Delivering judgment on the matter on Wednesday in Abuja, Justice Ahmed Mohammed, held that the National Assembly did not have the powers to reorder the election sequence.
He said the power to fix election sequence rested solely with the Independent National Electoral Commission, INEC.
The News Agency of Nigeria, reports that in the election timetable released by INEC, it INEC fixed Presidential and National Assembly elections for Saturday, February 16, 2019, and Governorship and State Assembly elections on Saturday, March 2, 2019.
The National Assembly, however, changed the arrangement, demanding that the National Assembly elections come first and the presidential poll last.

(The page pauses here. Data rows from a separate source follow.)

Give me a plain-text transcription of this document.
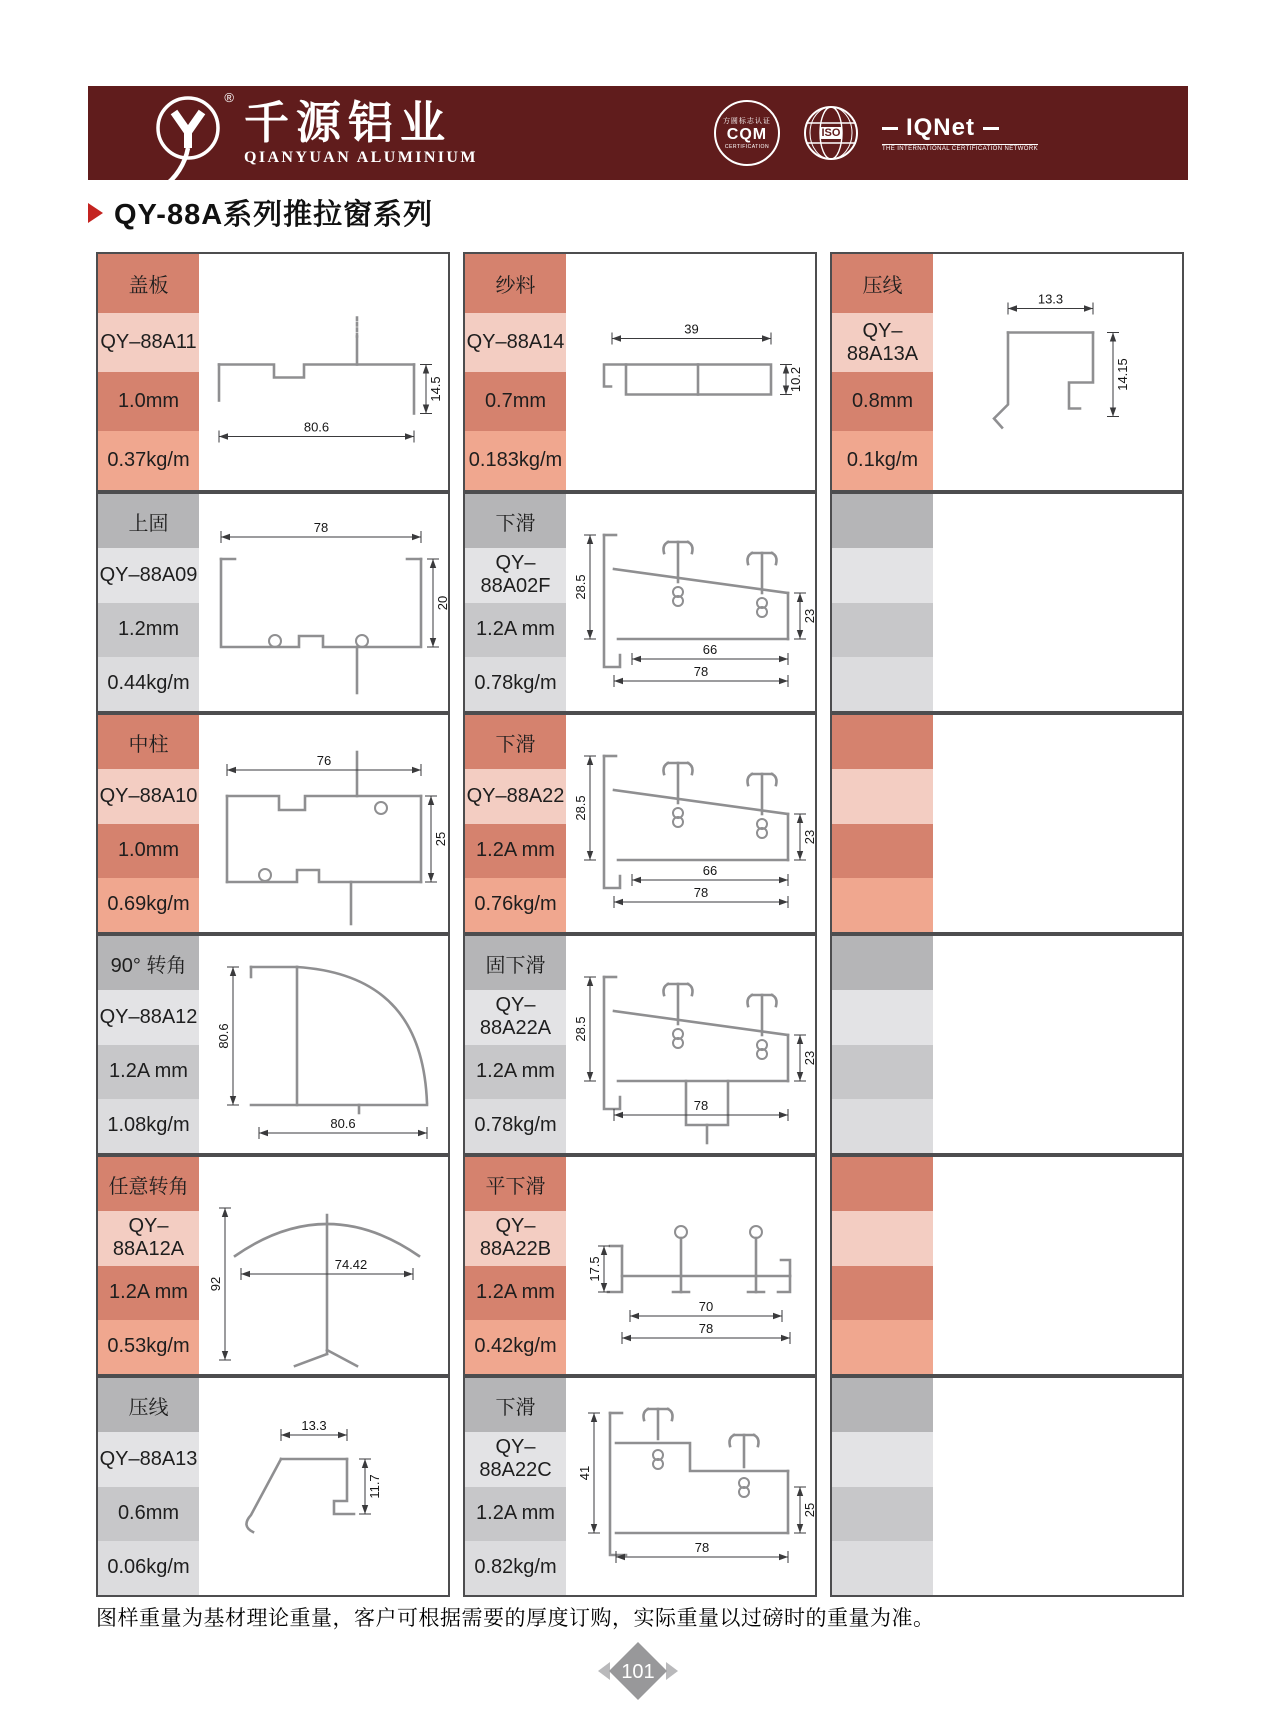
® 千源铝业
QIANYUAN ALUMINIUM
方圆标志认证
CQM
CERTIFICATION
ISO	IQNet
THE INTERNATIONAL CERTIFICATION NETWORK
QY-88A系列推拉窗系列
盖板
QY–88A11
1.0mm
0.37kg/m
80.6
14.5
纱料
QY–88A14
0.7mm
0.183kg/m
39
10.2
压线
QY–88A13A
0.8mm
0.1kg/m
13.3
14.15
上固
QY–88A09
1.2mm
0.44kg/m
78
20
下滑
QY–88A02F
1.2A mm
0.78kg/m
28.5
66
78
23
中柱
QY–88A10
1.0mm
0.69kg/m
76
25
下滑
QY–88A22
1.2A mm
0.76kg/m
28.5
66
78
23
90° 转角
QY–88A12
1.2A mm
1.08kg/m
80.6
80.6
固下滑
QY–88A22A
1.2A mm
0.78kg/m
28.5
78
23
任意转角
QY–88A12A
1.2A mm
0.53kg/m
74.42
92
平下滑
QY–88A22B
1.2A mm
0.42kg/m
17.5
70
78
压线
QY–88A13
0.6mm
0.06kg/m
13.3
11.7
下滑
QY–88A22C
1.2A mm
0.82kg/m
41
78
25
图样重量为基材理论重量，客户可根据需要的厚度订购，实际重量以过磅时的重量为准。
101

Accord Party filed the suit against the National Assembly, challenging its alteration of the election sequence as already stipulated by the INEC.
Justice Mohammed said that he agreed with the submissions of Wole Olanipekun, counsel to the Accord Party.

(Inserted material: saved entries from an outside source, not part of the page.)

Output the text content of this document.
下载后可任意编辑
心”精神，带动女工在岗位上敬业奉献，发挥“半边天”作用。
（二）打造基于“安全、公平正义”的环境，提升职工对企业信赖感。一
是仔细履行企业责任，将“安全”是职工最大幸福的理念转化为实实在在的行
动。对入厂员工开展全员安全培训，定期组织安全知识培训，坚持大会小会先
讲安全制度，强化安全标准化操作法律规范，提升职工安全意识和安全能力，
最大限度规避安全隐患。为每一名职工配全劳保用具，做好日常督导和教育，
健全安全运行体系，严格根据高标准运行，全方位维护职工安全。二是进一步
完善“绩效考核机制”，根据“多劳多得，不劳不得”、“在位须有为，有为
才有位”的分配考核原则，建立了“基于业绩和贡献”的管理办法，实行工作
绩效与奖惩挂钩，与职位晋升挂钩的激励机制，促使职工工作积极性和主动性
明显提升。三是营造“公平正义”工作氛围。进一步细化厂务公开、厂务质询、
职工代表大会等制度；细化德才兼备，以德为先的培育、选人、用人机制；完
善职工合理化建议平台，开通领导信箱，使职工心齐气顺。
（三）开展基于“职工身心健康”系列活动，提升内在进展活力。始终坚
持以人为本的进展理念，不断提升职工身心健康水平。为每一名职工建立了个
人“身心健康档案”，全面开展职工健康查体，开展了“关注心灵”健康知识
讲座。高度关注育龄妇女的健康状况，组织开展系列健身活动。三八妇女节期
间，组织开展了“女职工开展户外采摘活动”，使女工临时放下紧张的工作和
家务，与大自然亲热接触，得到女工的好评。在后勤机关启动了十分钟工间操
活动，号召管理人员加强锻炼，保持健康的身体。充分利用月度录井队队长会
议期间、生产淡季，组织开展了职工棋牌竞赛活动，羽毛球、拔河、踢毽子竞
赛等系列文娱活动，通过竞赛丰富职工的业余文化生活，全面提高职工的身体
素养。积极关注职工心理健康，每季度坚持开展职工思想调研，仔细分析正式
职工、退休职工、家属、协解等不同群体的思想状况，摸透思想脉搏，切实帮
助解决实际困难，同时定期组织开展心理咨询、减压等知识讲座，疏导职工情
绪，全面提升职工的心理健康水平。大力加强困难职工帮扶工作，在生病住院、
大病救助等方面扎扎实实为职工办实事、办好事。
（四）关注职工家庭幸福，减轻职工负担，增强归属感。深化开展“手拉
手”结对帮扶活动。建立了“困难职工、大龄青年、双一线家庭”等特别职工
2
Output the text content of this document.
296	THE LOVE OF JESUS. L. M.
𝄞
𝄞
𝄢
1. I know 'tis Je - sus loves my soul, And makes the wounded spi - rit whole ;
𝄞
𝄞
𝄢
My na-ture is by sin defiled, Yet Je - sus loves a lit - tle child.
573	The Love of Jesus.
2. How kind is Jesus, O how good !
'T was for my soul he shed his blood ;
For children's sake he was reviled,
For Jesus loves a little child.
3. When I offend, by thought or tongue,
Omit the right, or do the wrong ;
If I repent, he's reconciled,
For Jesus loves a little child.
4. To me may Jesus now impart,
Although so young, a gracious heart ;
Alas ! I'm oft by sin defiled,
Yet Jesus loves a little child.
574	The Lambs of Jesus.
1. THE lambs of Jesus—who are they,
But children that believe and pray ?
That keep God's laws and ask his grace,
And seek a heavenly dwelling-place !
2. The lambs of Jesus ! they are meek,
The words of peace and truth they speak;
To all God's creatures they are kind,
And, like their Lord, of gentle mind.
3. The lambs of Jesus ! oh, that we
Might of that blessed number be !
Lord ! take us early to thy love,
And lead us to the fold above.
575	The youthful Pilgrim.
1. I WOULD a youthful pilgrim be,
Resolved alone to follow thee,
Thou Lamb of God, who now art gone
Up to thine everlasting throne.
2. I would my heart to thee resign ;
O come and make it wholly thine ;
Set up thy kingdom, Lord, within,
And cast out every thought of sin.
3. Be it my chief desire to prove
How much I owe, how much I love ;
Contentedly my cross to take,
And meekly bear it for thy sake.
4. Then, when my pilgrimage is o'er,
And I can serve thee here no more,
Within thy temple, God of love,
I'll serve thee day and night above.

This was to the effect that an amendment to the Electoral Act by the National Assembly could not override the constitutional powers granted to INEC in Paragraph 15 (a) of the Third Schedule to the 1999 Constitution.
The judge said he was persuaded by submissions of Mr Olanipekun that the Constitution gave INEC the sole responsibility to conduct, organise, issue election times table and decide election dates.
He said it was his opinion that the National Assembly was in clear breach of Paragraph 15 (a) of the Third Schedule to the 1999 Constitution, as altered.
This he said was when it went ahead to alter the sequence of election for the purpose of the 2019 elections.
The court held that a right conferred by the constitution could not be taken away by any act, except by the constitution itself.
Other defendants in the suit are the Attorney -General of the Federation, and Independent National Electoral Commission.
Reacting to the judgment, counsel to the National Assembly, Sebastine Hon, said that they would appeal the judgment of the trial court.